A Novel Assembled Pendulum-Type ATMD for Structural Vibration Control

Abstract

This paper presents the design, modeling, and characterizing tests of an assembled freely pendulum-type active tuned mass damper (AP-ATMD) for structural vibration control, highlighting its unique features such as noncontact force transmission, nonextra stiffness, and damping members. This device can operate passively as a tuned mass damper (TMD) with optimal tuning when environmental disturbances are minimal, or it can engage efficiently in active control when significant disturbances are present. The AP-ATMD mainly consists of a robust suspension system, an arc-shaped mass block with permanent magnets (PMs), and an arc-shaped electromagnetic motor. Notably, both the electromagnetic motor and the mass block have identical curvatures. A laboratory prototype of the AP-ATMD was designed and fabricated for the purpose of characterizing tests.
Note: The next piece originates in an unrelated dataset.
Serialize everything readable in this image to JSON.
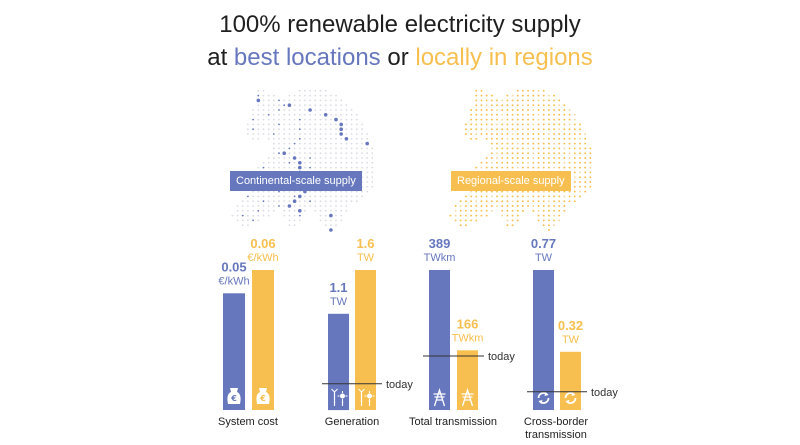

Furthermore, an electromechanical model based on the Bouc–Wen hysteresis loop was developed to accurately characterize the active force behavior generated by the device. The parameters of this model were identified through a series of characterizing tests of the prototype AP-ATMD under harmonic excitations, and subsequently were validated under random excitation. The results confirmed the efficacy of the proposed electromechanical model in precisely capturing the active force behavior across a wide array of operational conditions. Finally, a numerical simulation of a 3-story frame with the AP-ATMD installed was conducted. The outcomes of the simulation highlighted the AP-ATMD’s ability to reduce structural responses significantly. Moreover, the system employing the proposed electromechanical model outperformed a linear model, demonstrating a superior reduction in structural response.